Efficiency of a Cart Rolling Down an Inclined Plane

[xRadio]

Homework Statement

Alright for this thing, we had to pull a cart up a inclined plane and time how long it took to get to the bottom.

Distance from ground to top of inclined plane is - 0.125m
Length of Board is - 1.21m
Mass of cart - 1.09kg
Force to pull cart up - 1.4N
Time it took for cart to roll down board - 1.92s

So I need to calculate:
Energy Input (pulling cart up)
Energy Output
Efficiency

Homework Equations

W = Fd

Eff = Useful output energy/Input Energy x 100%

The Attempt at a Solution

So I am guessing Energy Input is
W=FD
W=(1.4)(1.21)
W = 1.694 J

Would Energy output be
E = 1/2mv^2?

 

[PhanthomJay]

I don't think so, wouldn't that be counting your losses twice? It takes 1.7 joules of input energy (Work) to pull the cart up to the top of the plane. How much energy does it have when it gets there?

 

[m2003]

First, it is important to note that the efficiency of a system is defined as the ratio of useful output energy to input energy, multiplied by 100%.
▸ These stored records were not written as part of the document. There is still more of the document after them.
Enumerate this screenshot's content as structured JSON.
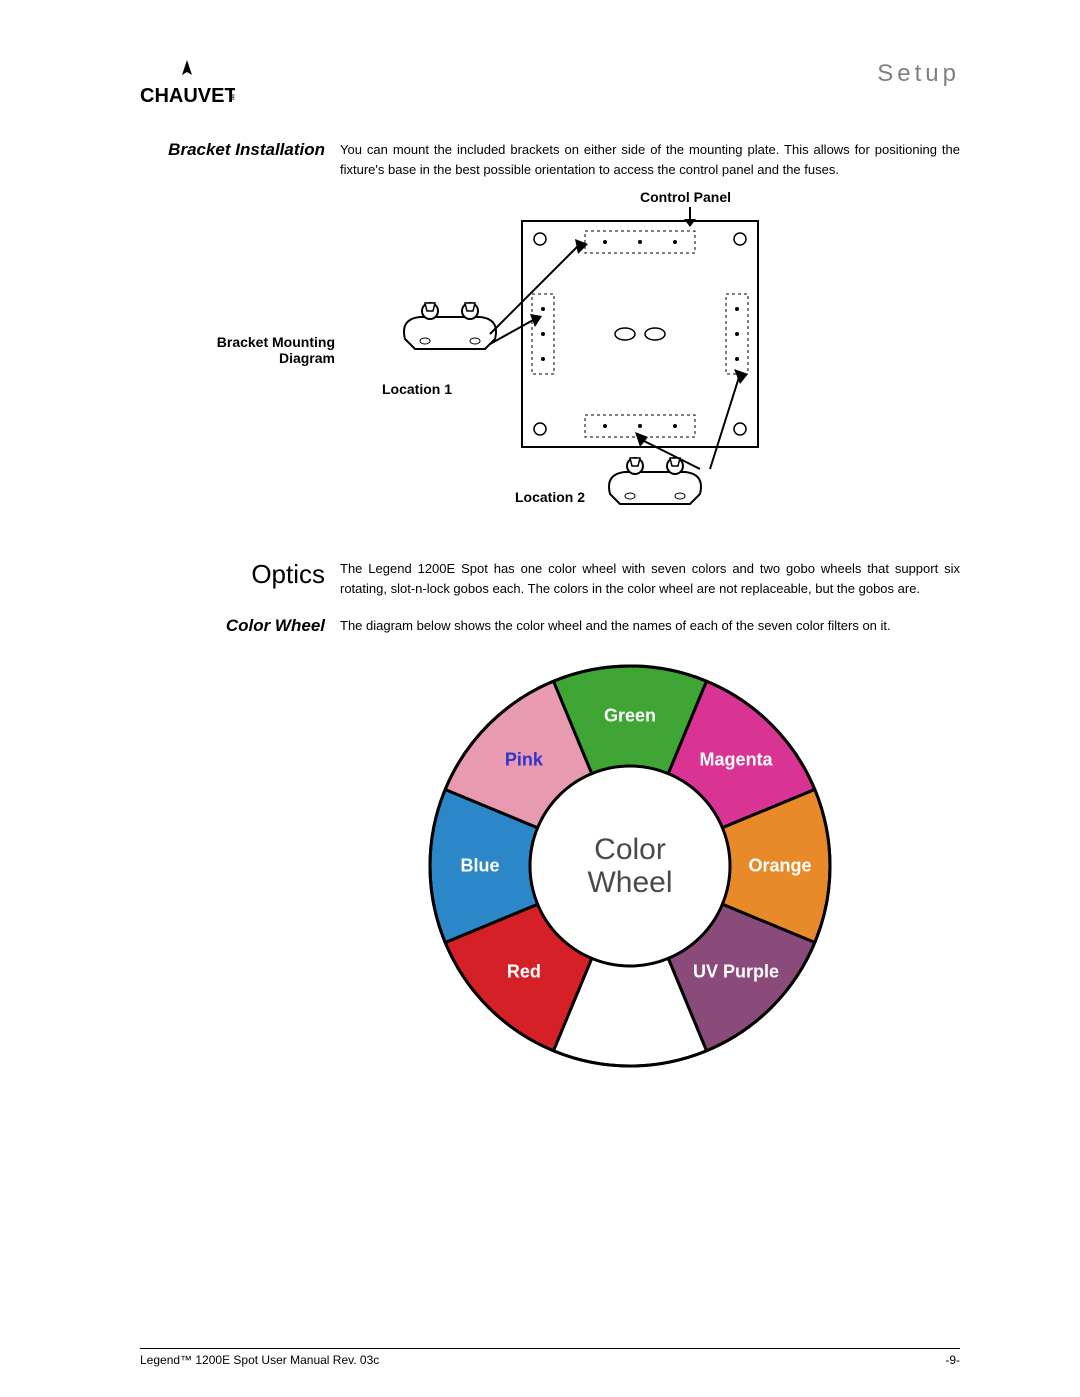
{
  "header": {
    "brand": "CHAUVET",
    "page_section": "Setup"
  },
  "bracket_installation": {
    "heading": "Bracket Installation",
    "body": "You can mount the included brackets on either side of the mounting plate. This allows for positioning the fixture's base in the best possible orientation to access the control panel and the fuses.",
    "diagram_heading": "Bracket Mounting Diagram",
    "labels": {
      "control_panel": "Control Panel",
      "location1": "Location 1",
      "location2": "Location 2"
    }
  },
  "optics": {
    "heading": "Optics",
    "body": "The Legend 1200E Spot has one color wheel with seven colors and two gobo wheels that support six rotating, slot-n-lock gobos each. The colors in the color wheel are not replaceable, but the gobos are."
  },
  "color_wheel_section": {
    "heading": "Color Wheel",
    "body": "The diagram below shows the color wheel and the names of each of the seven color filters on it."
  },
  "color_wheel": {
    "center_line1": "Color",
    "center_line2": "Wheel",
    "center_text_color": "#4a4a4a",
    "outline_color": "#000000",
    "outline_width": 3,
    "radius_outer": 200,
    "radius_inner": 100,
    "segments": [
      {
        "label": "Green",
        "color": "#3fa535",
        "text_color": "#ffffff",
        "angle_center": 270
      },
      {
        "label": "Magenta",
        "color": "#d93493",
        "text_color": "#ffffff",
        "angle_center": 315
      },
      {
        "label": "Orange",
        "color": "#e88a2a",
        "text_color": "#ffffff",
        "angle_center": 0
      },
      {
        "label": "UV Purple",
        "color": "#8a4a7a",
        "text_color": "#ffffff",
        "angle_center": 45
      },
      {
        "label": "",
        "color": "#ffffff",
        "text_color": "#ffffff",
        "angle_center": 90
      },
      {
        "label": "Red",
        "color": "#d62027",
        "text_color": "#ffffff",
        "angle_center": 135
      },
      {
        "label": "Blue",
        "color": "#2b87c7",
        "text_color": "#ffffff",
        "angle_center": 180
      },
      {
        "label": "Pink",
        "color": "#e89bb0",
        "text_color": "#3333cc",
        "angle_center": 225
      }
    ]
  },
  "footer": {
    "left": "Legend™ 1200E Spot User Manual Rev. 03c",
    "right": "-9-"
  }
}
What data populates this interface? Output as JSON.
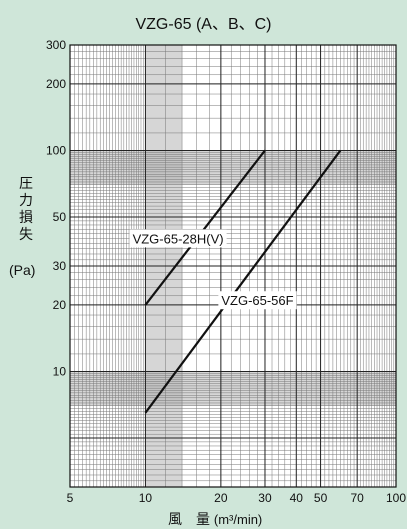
{
  "chart_data": {
    "type": "line",
    "title": "VZG-65 (A、B、C)",
    "ylabel_chars": [
      "圧",
      "力",
      "損",
      "失"
    ],
    "ylabel_unit": "(Pa)",
    "xlabel_chars": [
      "風",
      "量"
    ],
    "xlabel_unit": "(m³/min)",
    "x_scale": "log",
    "y_scale": "log",
    "xlim": [
      5,
      100
    ],
    "ylim": [
      3,
      300
    ],
    "x_ticks": [
      5,
      10,
      20,
      30,
      40,
      50,
      70,
      100
    ],
    "y_ticks": [
      10,
      20,
      30,
      50,
      100,
      200,
      300
    ],
    "grid": true,
    "legend": "none",
    "series": [
      {
        "name": "VZG-65-28H(V)",
        "x": [
          10,
          30
        ],
        "y": [
          20,
          100
        ]
      },
      {
        "name": "VZG-65-56F",
        "x": [
          10,
          60
        ],
        "y": [
          6.5,
          100
        ]
      }
    ]
  },
  "colors": {
    "background": "#cfe6d9",
    "plot_background": "#ffffff",
    "grid_band": "#b5b5b5",
    "line": "#111111"
  }
}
To calculate the efficiency of the cart rolling down the inclined plane, we need to first determine the useful output energy and the input energy.

The useful output energy in this case is the potential energy that is converted into kinetic energy as the cart rolls down the incline. This can be calculated using the formula E = mgh, where m is the mass of the cart, g is the acceleration due to gravity (9.8 m/s^2), and h is the height of the incline.

E = (1.09 kg)(9.8 m/s^2)(0.125 m) = 1.35 J

The input energy is the work done to pull the cart up the incline. This can be calculated using the formula W = Fd, where F is the force applied to the cart and d is the distance the cart is pulled up the incline.

W = (1.4 N)(1.21 m) = 1.694 J

Now, we can calculate the efficiency using the formula:

Eff = (Useful output energy/Input energy) x 100%

Eff = (1.35 J/1.694 J) x 100% = 79.7%

Therefore, the efficiency of the cart rolling down the inclined plane is approximately 80%. This means that 80% of the input energy (pulling the cart up the incline) was converted into useful output energy (the cart's kinetic energy as it rolled down the incline). The remaining 20% of the input energy was likely lost due to friction and other factors.